Article courtesy of NCWC Media. Reporter: Renee Shreve.
Bloomington’s 300 residents are one step closer to getting their long-awaited new water system. Immediately following a public hearing on the issue Monday afternoon at the courthouse, the Garrett County commissioners gave the go-ahead for the Bloomington Water Tank Replacement Project. They also held a hearing on and approved the Puzzley Run Water Improvements Project.
Chief Pat Hudnall, Garrett County Public Works – Public Utilities, provided an overview of the Bloomington water tank replacement initiative.
“This is an emergency project we’ve been faced with since this past winter,” he said.
The town currently has two aging 60,000-gallon water tanks, one of which is out of commission because of freeze-thaw damage. The other tank has been suppling water for the town, but needs to be replaced soon.
Hudnall said the county plans to construct a new 150,000-gallon water tank, which will be used in lieu of the two current ones.
“The existing damaged tank will be demolished, and we will construct the new tank on site without damaging or comprising the existing water treatment plant and lab,” the chief said.
The cost of the tank project is estimated at $510,950. Hudnall said the county has applied for USDA emergency water systems funding.
“We’re expecting a grant award of $410,950,” he said. “The remaining $100,000 will be funded through the Maryland Department of the Environment (MDE) as a 50/50 (state/county) grant.”
Public Works Director Jay Moyer noted the new tank will hold an extra 30,000 gallons of water, compared to the two current tanks combined.
“It does have some reserve built into it,” he said about the new structure. “This is in the event that Luke (Allegany County) would ever want to expand and go on the system.”
No one at the public hearing voiced any concerns about the project, and the commissioners gave their unanimous approval.
They, Hudnall, and Moyer met with Bloomington residents last month to present their plans for the new tank.

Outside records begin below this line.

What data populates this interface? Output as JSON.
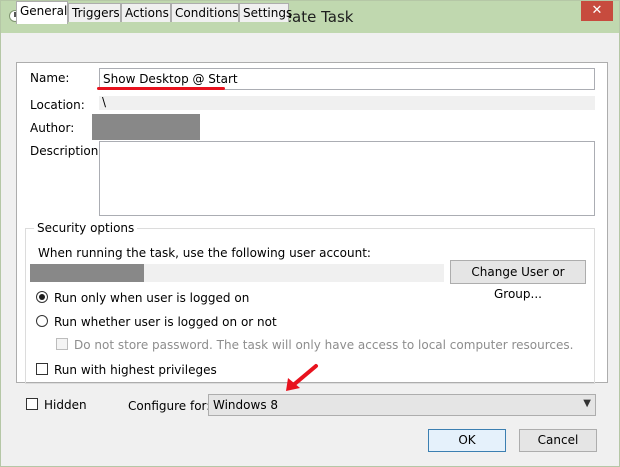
{
  "window": {
    "title": "Create Task",
    "close_glyph": "✕"
  },
  "tabs": [
    "General",
    "Triggers",
    "Actions",
    "Conditions",
    "Settings"
  ],
  "general": {
    "name_label": "Name:",
    "name_value": "Show Desktop @ Start",
    "location_label": "Location:",
    "location_value": "\\",
    "author_label": "Author:",
    "description_label": "Description:",
    "description_value": ""
  },
  "security": {
    "group_title": "Security options",
    "account_prompt": "When running the task, use the following user account:",
    "change_user_button": "Change User or Group...",
    "radio_logged_on": "Run only when user is logged on",
    "radio_logged_on_selected": true,
    "radio_whether": "Run whether user is logged on or not",
    "no_store_password": "Do not store password.  The task will only have access to local computer resources.",
    "highest_privileges": "Run with highest privileges"
  },
  "bottom": {
    "hidden_label": "Hidden",
    "configure_label": "Configure for:",
    "configure_value": "Windows 8"
  },
  "buttons": {
    "ok": "OK",
    "cancel": "Cancel"
  },
  "colors": {
    "titlebar": "#c0d8af",
    "close": "#c74b3e",
    "annotation_red": "#e8121e",
    "redacted_gray": "#888888"
  }
}
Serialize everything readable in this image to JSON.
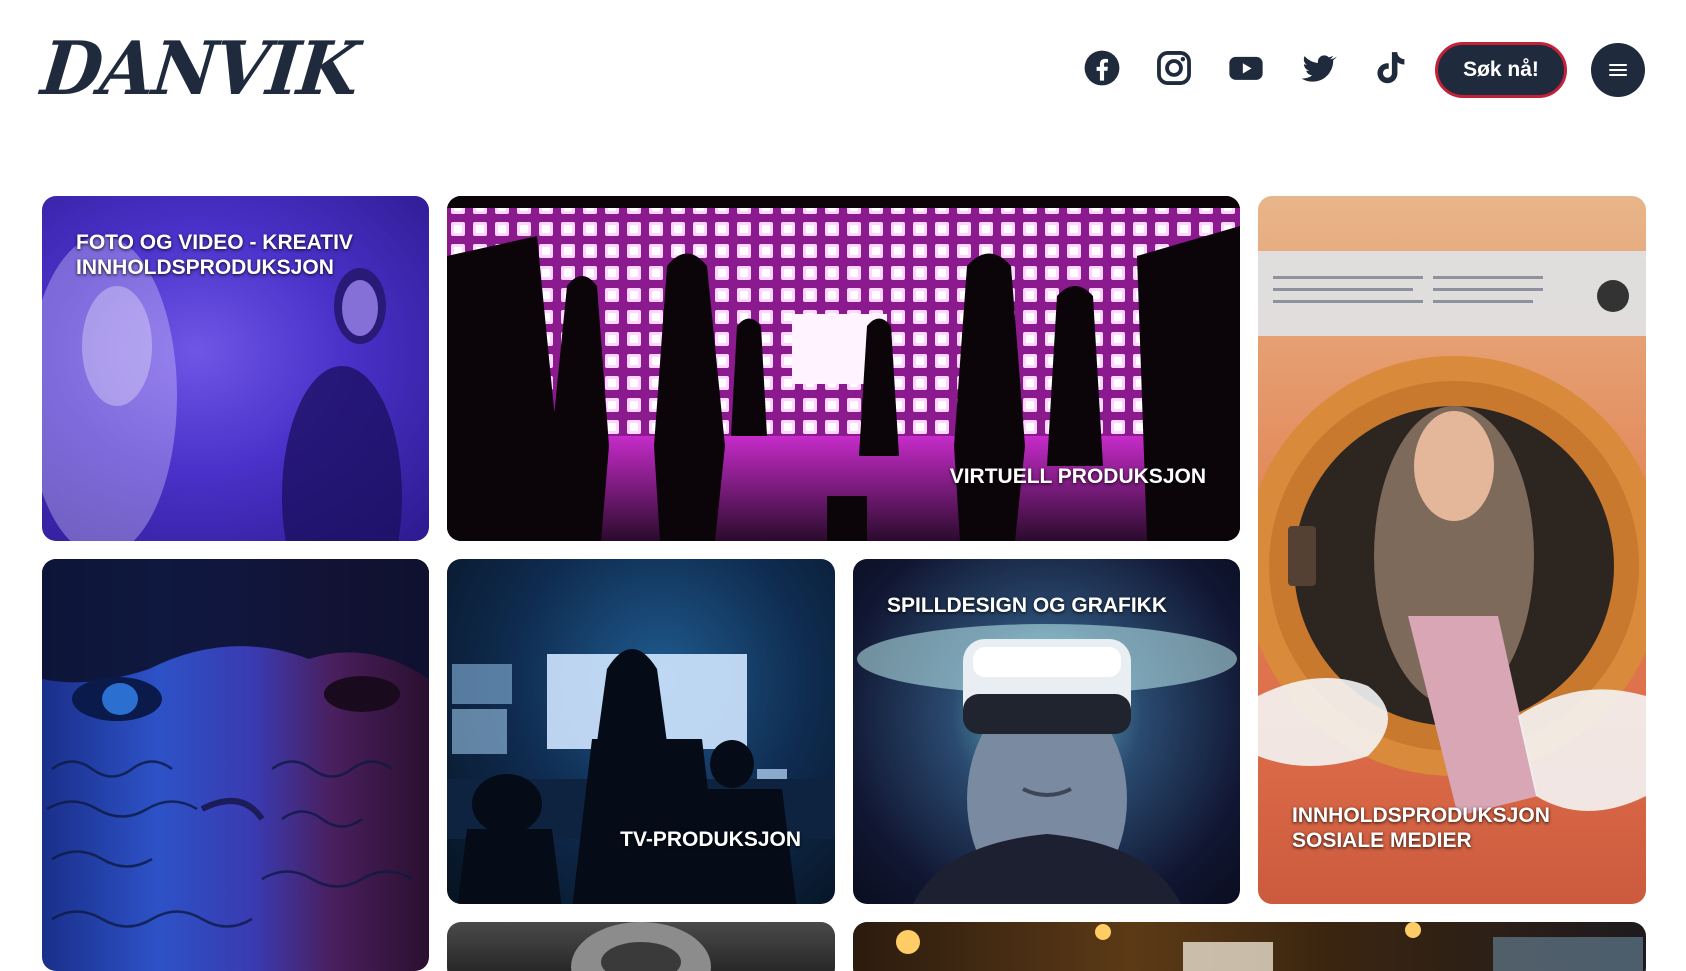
{
  "brand": {
    "logo_text": "DANVIK"
  },
  "header": {
    "social": [
      {
        "name": "Facebook",
        "icon": "facebook-icon"
      },
      {
        "name": "Instagram",
        "icon": "instagram-icon"
      },
      {
        "name": "YouTube",
        "icon": "youtube-icon"
      },
      {
        "name": "Twitter",
        "icon": "twitter-icon"
      },
      {
        "name": "TikTok",
        "icon": "tiktok-icon"
      }
    ],
    "cta_label": "Søk nå!",
    "menu_icon": "hamburger-menu-icon"
  },
  "cards": [
    {
      "id": "foto",
      "title": "FOTO OG VIDEO - KREATIV\nINNHOLDSPRODUKSJON"
    },
    {
      "id": "virtuell",
      "title": "VIRTUELL PRODUKSJON"
    },
    {
      "id": "sosiale",
      "title": "INNHOLDSPRODUKSJON\nSOSIALE MEDIER"
    },
    {
      "id": "face",
      "title": ""
    },
    {
      "id": "tv",
      "title": "TV-PRODUKSJON"
    },
    {
      "id": "spill",
      "title": "SPILLDESIGN OG GRAFIKK"
    },
    {
      "id": "bw",
      "title": ""
    },
    {
      "id": "bar",
      "title": ""
    }
  ],
  "colors": {
    "navy": "#1f2b3d",
    "cta_border": "#c3203a",
    "white": "#ffffff"
  }
}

Hudnall indicated that after the public hearing was held, bids to construct the tank would be sought as soon as possible.
He also reported that the county is waiting for approval from USDA to seek engineering service bids for a new Bloomington water treatment plant. Actual work on the new facility would begin this fall or next spring, Hudnall said.
Discussions between the county and Bloomington residents about replacing the failing system have been ongoing for about three years.
Another long-awaited project is the Puzzley Run Water Improvements Project. A public hearing was also held on the project Monday at the commissioners’ office.
Consulting engineer Dan Tichinel of RK&K, Baltimore, gave an overview of the project, which will be located along Puzzley Run, about 1.25 mile east of Keyser’s Ridge.
“The thing about Puzzley Run is it’s a Maryland high-quality Tier II stream,” he said. “So, we couldn’t impact the water quality of that stream at all.”
In addition, the Maryland Department of Natural Resources has concerns about the project’s potential impact on the area’s fauna and flora, most notably a rare shrew and orchid.
“To avoid any sort of impacts by mitigation through MDE’s best management practices for stormwater management and sediment control at the site, the water treatment plant itself will be a dual-train 100-gallon-per-minute treatment plant,” Tichinel said.
In addition, the two-level facility will have a contact chamber on the lower level where high-service pumps will pump treated water into the Keyser’s Ridge water system. A lab and chemical storage area will also be located in the plant.
“The water line itself is roughly 3,300 feet,” Tichinel said. “It follows an existing logging road down into the Savage River State Forest. There’s one well down there that Public Utilities has tested, and it’s a good well, and then they’ll be developing another one.”
He noted that the six-inch PVC water line will be installed in such a way as to limit its disturbance of the area and stream.
“One thing we’re going to make sure we do is have a minimal impact on the environment at that well,” Moyer stressed. “We’re going to limit the number of trips back in there as much as possible.”
The estimated cost of the improvements is $1.4 million, which will be funded through two grants.
“One grant is for $1 million from the Maryland Department of Commerce,” Tichinel said. “The other grant is $500,000 from the Appalachian Regional Commission. Those funds will be administered by the Maryland Department of Housing and Community Development.”
The project is included in the county’s fiscal year 2018 budget.
“This has been worked on for years and years,” Commissioner Paul Edwards said about the Puzzley Run project.
He noted the county has been purchasing water from nearby Grantsville to supply residents and businesses in the Keyser’s Ridge area for some time. Once the Puzzley Run system is operational; however, the town will have access to the facility’s water in emergency situations.
No one at the public hearing asked questions or voiced concerns about the project. The commissioners unanimously approved the initiative.